O novo Governo de Honduras minimizou hoje a decisão dos Estados Unidos de suspender os vistos de diplomatas de alguns funcionários do país em resposta ao golpe de Estado contra Manuel Zelaya, visit this site enquanto o presidente deposto segue na fronteira nicaraguense organizando uma “resistência”.
“Que ninguém se iluda com isso, que ninguém comece a pensar que o mundo está caindo”, afirmou sobre a medida de Washington o ministro da Presidência, Rafael Pineda, que disse que “um visto diplomático não vale a dignidade da nação” e que “é possível viajar” aos Estados Unidos como turista.
“Todas as atividades foram retomadas normalmente e o Governo está funcionando plenamente”, afirmou Pineda, tirando a importância da sanção.
Na terça-feira, o presidente interino, Roberto Micheletti, nomeado pelo Congresso para substituir Zelaya depois que este foi expulso do país pelo Exército, em 28 de junho, deu pouca importância à medida, e assegurou que não se sente afetado pela sanção, porque tem um passaporte “comum e válido”.
O ex-chanceler hondurenho Guillermo Pérez-Cadalso afirmou que a suspensão dos vistos diplomáticos “não deve assustar ninguém” e que é “uma maneira até suave de aplicar algum tipo de sanções”, já que os afetados não podem entrar nos Estados Unidos como funcionários, “mas como cidadãos podem”.

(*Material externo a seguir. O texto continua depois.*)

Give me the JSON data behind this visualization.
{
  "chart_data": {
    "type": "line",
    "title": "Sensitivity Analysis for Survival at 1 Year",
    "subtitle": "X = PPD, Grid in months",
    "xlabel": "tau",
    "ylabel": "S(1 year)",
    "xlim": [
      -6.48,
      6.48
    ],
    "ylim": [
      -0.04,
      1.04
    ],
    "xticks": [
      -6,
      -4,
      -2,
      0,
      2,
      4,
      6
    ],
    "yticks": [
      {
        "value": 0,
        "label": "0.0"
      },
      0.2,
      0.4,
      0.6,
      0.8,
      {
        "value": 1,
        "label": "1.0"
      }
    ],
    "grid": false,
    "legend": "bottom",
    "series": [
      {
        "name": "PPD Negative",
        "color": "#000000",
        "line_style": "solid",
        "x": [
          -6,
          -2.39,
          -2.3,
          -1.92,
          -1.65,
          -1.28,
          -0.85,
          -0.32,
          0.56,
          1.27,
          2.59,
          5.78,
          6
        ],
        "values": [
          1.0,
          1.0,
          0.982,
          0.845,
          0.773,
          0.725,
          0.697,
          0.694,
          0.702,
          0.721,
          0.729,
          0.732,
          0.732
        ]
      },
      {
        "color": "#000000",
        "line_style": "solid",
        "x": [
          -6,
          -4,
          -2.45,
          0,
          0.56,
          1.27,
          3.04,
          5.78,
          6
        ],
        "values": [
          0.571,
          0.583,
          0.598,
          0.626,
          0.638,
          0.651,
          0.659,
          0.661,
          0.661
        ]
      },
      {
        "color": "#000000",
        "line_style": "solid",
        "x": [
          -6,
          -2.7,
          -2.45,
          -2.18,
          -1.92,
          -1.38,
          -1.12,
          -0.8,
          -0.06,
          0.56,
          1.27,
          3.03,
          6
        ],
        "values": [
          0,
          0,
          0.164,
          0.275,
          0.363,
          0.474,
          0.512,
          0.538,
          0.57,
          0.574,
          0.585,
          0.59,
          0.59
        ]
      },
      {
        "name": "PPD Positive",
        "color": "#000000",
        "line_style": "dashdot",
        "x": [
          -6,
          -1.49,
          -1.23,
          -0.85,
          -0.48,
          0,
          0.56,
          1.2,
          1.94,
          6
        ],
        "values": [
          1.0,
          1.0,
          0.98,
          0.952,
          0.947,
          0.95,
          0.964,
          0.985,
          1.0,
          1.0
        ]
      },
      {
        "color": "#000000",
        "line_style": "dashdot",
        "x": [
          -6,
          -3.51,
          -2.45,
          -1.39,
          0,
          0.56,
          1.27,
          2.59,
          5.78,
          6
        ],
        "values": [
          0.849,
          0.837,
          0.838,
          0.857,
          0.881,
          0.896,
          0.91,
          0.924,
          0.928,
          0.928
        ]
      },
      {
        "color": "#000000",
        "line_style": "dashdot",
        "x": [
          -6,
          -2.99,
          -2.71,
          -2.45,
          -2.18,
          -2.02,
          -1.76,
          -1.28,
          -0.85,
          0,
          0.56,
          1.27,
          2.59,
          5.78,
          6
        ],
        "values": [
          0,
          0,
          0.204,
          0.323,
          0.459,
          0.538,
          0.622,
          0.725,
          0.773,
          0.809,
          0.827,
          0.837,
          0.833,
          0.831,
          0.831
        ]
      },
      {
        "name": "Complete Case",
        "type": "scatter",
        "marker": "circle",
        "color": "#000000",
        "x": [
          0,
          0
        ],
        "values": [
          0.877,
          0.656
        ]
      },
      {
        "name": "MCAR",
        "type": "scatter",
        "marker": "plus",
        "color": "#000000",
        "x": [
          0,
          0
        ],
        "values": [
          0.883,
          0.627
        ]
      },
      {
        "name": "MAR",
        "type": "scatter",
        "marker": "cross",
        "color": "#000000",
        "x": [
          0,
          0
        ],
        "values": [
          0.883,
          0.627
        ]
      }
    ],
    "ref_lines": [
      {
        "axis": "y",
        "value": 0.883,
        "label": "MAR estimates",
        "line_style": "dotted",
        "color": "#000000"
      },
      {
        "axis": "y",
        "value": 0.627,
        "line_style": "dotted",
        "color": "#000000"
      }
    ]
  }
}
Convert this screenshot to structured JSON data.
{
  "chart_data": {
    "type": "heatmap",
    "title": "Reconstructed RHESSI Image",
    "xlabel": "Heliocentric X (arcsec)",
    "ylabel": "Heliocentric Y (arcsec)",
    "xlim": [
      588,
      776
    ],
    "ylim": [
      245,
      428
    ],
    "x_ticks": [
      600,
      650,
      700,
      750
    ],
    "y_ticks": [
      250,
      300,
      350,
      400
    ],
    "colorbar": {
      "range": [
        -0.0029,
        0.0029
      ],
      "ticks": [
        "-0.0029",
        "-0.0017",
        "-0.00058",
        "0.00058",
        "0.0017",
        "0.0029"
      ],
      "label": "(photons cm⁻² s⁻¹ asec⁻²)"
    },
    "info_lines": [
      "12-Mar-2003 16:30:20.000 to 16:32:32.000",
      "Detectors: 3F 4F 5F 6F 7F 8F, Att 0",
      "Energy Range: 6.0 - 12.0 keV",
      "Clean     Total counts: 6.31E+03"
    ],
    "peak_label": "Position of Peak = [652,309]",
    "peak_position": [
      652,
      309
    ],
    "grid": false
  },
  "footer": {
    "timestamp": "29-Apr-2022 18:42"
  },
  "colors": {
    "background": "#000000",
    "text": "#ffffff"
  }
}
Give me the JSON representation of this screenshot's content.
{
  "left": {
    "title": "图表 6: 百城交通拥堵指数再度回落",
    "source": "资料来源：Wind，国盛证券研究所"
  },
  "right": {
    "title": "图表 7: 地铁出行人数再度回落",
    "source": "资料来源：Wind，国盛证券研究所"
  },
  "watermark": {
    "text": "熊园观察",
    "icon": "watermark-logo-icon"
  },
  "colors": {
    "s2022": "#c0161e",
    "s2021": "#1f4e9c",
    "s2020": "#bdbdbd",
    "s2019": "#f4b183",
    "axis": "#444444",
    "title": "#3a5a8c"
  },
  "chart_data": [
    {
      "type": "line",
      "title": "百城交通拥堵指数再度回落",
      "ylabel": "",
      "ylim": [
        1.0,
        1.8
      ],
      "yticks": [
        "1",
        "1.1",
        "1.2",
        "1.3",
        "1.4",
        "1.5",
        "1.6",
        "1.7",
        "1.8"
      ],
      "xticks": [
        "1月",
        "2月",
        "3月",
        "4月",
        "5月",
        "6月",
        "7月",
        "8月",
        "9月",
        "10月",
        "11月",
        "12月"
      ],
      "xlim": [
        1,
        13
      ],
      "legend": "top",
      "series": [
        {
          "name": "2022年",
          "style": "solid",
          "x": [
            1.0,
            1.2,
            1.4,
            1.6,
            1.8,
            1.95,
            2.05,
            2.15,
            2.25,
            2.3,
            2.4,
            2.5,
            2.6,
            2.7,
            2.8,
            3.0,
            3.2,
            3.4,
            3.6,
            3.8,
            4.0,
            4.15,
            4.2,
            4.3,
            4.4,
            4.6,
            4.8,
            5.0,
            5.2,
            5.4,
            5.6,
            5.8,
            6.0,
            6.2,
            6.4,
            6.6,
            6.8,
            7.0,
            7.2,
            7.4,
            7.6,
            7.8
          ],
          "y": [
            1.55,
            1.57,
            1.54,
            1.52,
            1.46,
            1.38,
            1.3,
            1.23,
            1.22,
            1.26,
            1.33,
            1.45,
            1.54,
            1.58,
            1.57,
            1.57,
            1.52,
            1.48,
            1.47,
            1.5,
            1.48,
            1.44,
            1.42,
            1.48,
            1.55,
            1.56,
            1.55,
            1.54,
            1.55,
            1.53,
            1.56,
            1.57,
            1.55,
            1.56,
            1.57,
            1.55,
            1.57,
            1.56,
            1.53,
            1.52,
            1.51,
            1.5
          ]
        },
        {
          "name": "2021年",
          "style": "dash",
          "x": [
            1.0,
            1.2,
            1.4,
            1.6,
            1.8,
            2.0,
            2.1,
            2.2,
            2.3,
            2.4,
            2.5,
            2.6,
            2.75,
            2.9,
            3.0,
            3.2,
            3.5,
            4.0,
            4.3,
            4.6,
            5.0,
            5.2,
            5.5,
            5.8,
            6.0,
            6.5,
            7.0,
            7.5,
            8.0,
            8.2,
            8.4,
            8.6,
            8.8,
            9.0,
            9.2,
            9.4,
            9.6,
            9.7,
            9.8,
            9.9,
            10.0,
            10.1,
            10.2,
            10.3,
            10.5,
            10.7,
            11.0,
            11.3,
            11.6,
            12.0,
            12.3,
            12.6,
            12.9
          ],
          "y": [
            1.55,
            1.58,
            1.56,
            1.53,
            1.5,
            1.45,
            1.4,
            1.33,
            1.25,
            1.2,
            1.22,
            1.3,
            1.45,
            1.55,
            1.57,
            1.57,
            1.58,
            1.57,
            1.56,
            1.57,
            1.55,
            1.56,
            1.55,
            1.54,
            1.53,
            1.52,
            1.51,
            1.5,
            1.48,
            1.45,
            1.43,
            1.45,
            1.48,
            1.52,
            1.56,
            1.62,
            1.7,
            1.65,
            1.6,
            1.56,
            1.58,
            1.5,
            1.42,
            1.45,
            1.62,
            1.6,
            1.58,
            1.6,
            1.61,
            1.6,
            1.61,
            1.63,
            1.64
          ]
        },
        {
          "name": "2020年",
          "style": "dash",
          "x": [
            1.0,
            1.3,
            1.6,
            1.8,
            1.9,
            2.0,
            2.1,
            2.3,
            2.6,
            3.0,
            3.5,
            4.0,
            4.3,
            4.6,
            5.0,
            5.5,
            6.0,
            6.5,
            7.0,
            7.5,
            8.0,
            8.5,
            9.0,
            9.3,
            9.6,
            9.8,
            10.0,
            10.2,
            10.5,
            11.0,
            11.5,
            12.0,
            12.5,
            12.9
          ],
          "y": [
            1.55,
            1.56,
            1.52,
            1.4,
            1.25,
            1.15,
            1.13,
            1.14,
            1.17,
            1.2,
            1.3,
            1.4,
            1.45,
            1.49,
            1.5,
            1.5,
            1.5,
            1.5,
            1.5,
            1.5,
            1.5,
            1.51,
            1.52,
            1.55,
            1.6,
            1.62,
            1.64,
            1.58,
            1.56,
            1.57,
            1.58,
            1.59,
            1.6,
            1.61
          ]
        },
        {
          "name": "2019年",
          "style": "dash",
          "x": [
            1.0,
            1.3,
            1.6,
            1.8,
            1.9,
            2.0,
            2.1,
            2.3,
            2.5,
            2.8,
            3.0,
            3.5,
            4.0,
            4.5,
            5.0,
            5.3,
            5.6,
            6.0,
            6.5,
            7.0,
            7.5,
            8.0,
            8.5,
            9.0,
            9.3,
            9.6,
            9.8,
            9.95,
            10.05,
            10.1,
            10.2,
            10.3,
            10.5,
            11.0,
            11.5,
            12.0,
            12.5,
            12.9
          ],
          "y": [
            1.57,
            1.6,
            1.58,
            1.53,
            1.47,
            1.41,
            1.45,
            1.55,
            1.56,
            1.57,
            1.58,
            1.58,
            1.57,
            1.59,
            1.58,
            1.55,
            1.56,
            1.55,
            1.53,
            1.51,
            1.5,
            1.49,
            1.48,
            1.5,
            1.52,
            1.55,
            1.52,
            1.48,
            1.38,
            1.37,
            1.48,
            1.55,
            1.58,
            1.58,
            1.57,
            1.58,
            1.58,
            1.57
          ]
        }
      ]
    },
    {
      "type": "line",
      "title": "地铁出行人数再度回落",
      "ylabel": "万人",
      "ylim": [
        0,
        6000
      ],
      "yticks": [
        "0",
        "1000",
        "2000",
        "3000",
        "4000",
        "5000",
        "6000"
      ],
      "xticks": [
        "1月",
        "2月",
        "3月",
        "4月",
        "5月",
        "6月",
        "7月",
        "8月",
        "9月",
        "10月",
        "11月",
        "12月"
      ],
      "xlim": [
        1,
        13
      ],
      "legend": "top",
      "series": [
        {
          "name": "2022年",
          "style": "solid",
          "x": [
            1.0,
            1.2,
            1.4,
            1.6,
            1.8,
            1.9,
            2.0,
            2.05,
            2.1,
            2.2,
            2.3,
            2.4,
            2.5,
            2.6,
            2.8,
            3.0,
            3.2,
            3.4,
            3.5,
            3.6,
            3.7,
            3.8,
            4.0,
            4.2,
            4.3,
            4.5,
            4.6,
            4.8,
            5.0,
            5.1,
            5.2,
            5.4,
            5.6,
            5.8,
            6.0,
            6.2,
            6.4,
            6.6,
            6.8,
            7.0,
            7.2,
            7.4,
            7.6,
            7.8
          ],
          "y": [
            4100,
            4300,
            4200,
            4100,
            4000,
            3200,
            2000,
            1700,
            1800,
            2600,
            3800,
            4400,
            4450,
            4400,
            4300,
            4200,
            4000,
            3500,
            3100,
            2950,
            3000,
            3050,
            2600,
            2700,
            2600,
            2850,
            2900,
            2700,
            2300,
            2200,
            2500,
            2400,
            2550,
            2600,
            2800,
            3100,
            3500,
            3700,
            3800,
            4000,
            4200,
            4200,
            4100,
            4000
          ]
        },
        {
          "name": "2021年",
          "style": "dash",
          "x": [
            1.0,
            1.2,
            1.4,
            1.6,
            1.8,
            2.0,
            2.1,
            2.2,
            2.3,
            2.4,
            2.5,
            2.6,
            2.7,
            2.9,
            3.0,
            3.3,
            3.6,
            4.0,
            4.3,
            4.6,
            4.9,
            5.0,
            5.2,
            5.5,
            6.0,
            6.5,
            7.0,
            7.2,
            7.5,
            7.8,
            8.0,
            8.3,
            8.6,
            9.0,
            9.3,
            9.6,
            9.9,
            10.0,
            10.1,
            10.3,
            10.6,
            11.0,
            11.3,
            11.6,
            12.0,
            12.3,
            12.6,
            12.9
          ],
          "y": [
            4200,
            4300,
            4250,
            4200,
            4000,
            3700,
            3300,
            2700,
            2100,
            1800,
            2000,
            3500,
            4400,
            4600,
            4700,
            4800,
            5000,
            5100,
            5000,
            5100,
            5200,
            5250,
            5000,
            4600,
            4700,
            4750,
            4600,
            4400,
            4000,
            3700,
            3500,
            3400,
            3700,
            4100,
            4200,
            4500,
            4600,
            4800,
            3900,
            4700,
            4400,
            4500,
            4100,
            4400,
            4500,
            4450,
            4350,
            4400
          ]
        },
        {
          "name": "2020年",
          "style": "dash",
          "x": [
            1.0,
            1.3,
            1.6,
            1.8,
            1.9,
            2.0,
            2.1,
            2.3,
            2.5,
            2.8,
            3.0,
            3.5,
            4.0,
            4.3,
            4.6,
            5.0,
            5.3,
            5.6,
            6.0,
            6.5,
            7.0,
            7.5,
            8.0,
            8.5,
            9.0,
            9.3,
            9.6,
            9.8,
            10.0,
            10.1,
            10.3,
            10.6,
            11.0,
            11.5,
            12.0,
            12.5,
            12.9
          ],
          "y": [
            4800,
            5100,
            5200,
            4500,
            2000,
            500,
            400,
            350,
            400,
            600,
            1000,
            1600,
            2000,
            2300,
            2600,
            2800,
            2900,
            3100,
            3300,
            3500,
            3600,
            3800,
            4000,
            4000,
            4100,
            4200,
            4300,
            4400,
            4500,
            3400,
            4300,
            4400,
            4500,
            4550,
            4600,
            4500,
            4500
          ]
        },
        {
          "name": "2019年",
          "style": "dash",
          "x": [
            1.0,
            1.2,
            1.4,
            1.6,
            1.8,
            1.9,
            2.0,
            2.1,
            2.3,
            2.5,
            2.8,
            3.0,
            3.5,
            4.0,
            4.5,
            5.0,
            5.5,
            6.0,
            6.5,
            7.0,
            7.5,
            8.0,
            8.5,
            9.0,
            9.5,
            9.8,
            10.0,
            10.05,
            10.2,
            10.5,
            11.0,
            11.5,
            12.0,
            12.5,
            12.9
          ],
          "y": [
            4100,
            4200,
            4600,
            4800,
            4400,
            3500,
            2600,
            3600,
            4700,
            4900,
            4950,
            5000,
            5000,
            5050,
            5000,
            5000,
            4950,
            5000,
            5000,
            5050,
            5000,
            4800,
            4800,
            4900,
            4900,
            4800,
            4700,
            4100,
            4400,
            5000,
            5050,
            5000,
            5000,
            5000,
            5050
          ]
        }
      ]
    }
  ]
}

O grupo de Zelaya considerou a medida insuficiente para assustar o Governo de Micheletti.
Zelaya, a partir do município nicaraguense de Ocotal, próximo à fronteira com Honduras, considerou que a decisão de Washington é um “sinal e um gesto de que não aceita os golpes de Estado”, mas pediu ações mais fortes contra os golpistas, concretamente o embargo às contas nos Estados Unidos.
Em Tegucigalpa, o deputado Marvin Ponce, do Unificação Democrática (UD), um pequeno partido de esquerda que apoia Zelaya, assegurou que “são medidas mornas”.
Ponce, dirigente da Frente de Resistência contra o Golpe, também exigiu reações “mais contundentes” dos Estados Unidos, como uma suspensão do comércio com Honduras no marco do Tratado de Livre-Comércio que Washington assinou com a América Central.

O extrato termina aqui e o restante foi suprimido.